Traditional long-term care policies. These are stand-alone and designed to pay for the types of services someone would need in a chronic care situation, whether in a nursing home, assisted living or at home.

Hybrid products. These are life insurance or annuities with a long-term care insurance rider. While someone is living, these types of policy riders allow people to access a portion of the face amount of the policy to meet their long-term care needs.

Combination long-term care and life policies. These plans have living, long-term care insurance benefits that mimic more of the stand-alone types of long-term care insurance products. These policies can be designed to pay out monthly rather than in a lump sum.

An underwritten immediate annuity. These can be helpful for people who did not plan and would like to stretch their dollars. “This product pays out a guaranteed lifetime income based on an initial lump sum premium. “This type of product can help cover an immediate financial need for someone who is already impaired and looking for a way to get the most out of their dollars for care,” Ludden added.

6. Is the plan flexible? Circumstances sometimes change plans sooner rather than later. “Events may be the trigger to look at a financial plan,” Ludden said. “Unexpected deaths in the family can be a factor, as can family moving away.

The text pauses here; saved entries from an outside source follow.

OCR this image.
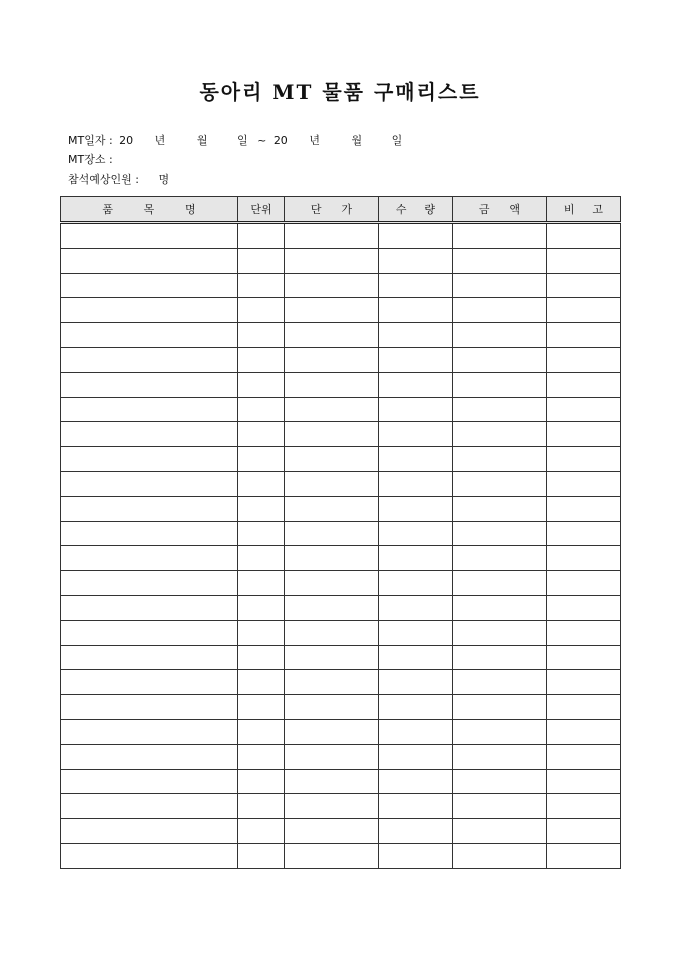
동아리 MT 물품 구매리스트
MT일자 : 20 년	월	일 ~ 20 년	월	일
MT장소 :
참석예상인원 : 명
품 목 명	단위	단 가	수 량	금 액	비 고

Life events are much more of a line of demarcation to reassess the plans you’ve made. If someone has planned adequately, it may not be necessary to make frequent changes. In fact, that’s one of the benefits of putting a plan in place.”

7. Does your family know about your parents’ plans? It’s important that family members know about their parents’ plans and that they share specifics about the types of products and services they have in place. “In the event an individual becomes disabled or impaired, long-term care insurance companies do have mechanisms in place to alert someone to the fact a bill has not been paid or an important change has been made to their product or service. Also, there are required protections in place if someone’s policy would lapse as a result of a cognitive or physical issue.” Regardless, having a beneficiary on a policy or a power of attorney designated can reduce the risks of being vulnerable.